I read the thread yesterday about not letting any one but active jumpers on the dz.com forum, and for the first time was a little discourgaged about all this skydiving business.
First of all, I'm an absolute newb. I have exactly one tandem jump to my name. I found myself there after wanting to go for 20 years. Unfortunately it always took a back seat to life until my body started failing from rheumatoid arthritis. I'm not one to bitch about it, it's just how it is. So I figured if I'm going to get into it, it'd better be now. And I went. Let me tell you a little something about life changing...

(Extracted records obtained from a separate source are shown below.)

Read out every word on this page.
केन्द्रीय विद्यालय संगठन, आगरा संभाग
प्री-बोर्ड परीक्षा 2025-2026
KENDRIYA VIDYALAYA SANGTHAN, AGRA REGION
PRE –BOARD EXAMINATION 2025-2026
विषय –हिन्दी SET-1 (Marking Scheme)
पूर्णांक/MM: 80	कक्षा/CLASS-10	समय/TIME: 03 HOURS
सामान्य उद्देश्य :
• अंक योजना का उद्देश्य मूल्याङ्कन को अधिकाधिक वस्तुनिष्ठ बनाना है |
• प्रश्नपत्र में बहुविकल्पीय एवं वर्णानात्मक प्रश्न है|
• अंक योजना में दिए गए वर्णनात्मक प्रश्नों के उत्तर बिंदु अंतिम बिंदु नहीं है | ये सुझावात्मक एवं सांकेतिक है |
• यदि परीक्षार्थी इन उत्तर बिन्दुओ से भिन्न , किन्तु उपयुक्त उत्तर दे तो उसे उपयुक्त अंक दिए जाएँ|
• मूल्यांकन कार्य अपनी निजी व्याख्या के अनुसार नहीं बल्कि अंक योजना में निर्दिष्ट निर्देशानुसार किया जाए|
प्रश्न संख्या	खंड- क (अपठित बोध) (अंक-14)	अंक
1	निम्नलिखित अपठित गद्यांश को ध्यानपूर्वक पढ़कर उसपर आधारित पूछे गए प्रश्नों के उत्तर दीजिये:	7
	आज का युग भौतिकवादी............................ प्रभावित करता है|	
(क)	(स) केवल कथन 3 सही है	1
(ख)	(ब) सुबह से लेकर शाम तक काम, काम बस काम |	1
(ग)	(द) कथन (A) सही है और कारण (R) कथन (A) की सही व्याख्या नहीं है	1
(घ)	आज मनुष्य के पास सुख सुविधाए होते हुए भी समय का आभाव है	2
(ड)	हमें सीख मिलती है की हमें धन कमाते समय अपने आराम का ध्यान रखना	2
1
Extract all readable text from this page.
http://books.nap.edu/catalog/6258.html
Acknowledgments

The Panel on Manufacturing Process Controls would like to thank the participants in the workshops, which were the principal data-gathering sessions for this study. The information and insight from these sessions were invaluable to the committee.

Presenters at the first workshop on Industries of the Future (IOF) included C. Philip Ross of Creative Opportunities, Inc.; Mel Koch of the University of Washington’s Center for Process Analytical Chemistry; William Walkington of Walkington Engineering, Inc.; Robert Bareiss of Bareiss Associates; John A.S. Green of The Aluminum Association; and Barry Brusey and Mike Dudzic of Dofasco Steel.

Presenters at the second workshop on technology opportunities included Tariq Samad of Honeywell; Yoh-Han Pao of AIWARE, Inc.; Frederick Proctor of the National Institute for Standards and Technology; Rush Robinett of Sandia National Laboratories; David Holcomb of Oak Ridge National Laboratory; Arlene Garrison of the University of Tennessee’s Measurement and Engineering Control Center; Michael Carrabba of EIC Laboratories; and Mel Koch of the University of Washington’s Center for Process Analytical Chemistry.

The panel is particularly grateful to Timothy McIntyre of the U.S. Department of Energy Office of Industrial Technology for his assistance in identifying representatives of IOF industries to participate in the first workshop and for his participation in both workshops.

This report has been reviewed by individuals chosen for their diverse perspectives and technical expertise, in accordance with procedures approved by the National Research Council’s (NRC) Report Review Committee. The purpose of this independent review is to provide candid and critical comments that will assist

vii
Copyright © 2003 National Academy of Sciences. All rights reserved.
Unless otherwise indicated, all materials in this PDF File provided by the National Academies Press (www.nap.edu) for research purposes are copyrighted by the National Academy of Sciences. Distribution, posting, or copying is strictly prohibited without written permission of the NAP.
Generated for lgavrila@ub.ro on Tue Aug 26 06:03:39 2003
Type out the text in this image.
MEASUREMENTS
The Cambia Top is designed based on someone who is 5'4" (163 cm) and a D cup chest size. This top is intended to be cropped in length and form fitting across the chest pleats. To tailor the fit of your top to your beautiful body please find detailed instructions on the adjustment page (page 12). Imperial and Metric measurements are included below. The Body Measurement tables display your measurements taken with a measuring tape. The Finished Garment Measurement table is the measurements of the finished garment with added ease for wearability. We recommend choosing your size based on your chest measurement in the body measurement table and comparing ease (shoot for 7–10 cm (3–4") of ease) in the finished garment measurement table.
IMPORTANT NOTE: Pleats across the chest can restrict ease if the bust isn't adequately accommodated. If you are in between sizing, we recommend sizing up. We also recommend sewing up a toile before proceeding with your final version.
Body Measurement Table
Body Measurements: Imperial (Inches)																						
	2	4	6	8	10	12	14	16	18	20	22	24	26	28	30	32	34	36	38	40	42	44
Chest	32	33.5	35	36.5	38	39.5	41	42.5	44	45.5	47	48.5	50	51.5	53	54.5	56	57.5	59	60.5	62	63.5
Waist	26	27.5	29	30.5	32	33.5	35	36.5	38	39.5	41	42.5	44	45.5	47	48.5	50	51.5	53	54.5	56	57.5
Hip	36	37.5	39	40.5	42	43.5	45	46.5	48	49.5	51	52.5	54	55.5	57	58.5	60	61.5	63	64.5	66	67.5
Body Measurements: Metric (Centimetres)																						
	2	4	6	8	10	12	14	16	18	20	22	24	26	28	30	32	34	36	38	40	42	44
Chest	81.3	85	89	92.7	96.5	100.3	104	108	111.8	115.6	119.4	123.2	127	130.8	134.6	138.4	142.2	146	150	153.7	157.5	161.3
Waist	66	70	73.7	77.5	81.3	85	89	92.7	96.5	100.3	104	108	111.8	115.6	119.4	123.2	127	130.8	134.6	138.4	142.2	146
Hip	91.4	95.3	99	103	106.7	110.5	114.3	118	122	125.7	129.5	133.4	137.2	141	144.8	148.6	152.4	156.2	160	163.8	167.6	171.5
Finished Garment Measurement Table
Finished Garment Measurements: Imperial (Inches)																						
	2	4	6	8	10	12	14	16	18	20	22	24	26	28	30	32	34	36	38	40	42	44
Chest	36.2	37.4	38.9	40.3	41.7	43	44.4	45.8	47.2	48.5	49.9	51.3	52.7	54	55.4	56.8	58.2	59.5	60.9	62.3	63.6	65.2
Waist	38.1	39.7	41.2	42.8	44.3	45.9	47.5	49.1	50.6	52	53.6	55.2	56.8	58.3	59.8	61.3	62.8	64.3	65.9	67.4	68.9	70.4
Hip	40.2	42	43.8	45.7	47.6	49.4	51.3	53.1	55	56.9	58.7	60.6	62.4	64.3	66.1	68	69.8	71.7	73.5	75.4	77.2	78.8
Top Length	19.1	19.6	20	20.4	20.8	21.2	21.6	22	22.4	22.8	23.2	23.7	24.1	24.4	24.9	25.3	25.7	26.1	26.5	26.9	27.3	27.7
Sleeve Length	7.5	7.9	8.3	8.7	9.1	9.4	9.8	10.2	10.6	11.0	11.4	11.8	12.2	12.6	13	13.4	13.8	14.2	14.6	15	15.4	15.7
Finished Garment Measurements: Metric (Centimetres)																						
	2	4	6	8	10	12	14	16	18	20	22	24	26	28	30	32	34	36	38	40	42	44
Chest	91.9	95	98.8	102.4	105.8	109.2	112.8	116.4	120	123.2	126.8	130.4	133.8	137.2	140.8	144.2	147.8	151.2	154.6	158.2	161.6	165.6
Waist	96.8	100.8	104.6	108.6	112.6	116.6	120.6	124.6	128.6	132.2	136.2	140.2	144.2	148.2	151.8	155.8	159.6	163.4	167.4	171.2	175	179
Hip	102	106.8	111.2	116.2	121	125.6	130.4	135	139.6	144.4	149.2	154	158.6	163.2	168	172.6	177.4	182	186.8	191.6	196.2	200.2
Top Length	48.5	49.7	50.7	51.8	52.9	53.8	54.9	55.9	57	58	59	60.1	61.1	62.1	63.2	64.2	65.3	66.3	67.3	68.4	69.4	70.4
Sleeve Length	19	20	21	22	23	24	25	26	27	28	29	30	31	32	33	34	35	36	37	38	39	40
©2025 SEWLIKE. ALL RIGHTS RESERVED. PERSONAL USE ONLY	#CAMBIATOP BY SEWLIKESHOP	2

I log onto this forum no less than two or three times a day when I can. I enjoy reading the other "newb" experiences and relate them to my own. I read the other forums as they are wealth of information from the person with 5 dives to instructor with ten thousand. I learn something every time I log on. Not to mention there is a sense of community here that I would imagine most other groups of a like mind simply can't comprehend when it comes to sky-diving. Whether you have one jump, or a thousand, it is an entirely personal, completely visceral, and virtually indescribable event to take your body and hurl it from an altitude 3 miles above the earth and live to tell about it. Those of you out there that have thousands, I applaud your dedication and hope to catch you some day. Those with a measly 2 or 3, it doesn't take any less balls than the guy with a 1000. Those on here snooping around and just thinking about it, you're done reading now, get on out there and make it happen. You'll never regret it and your life won't be the same.
In the mean time, for me, the newb with one little ole' jump under his belt, this web site keeps me going while I take my little pills and wait for my body to mend so I can get out there and do it again.
In my newb opinion, if you need a bunch of zeros behind your name to feel you're part of a bonafide elite, all the zeros in the world won't help you, you never got it in the first place.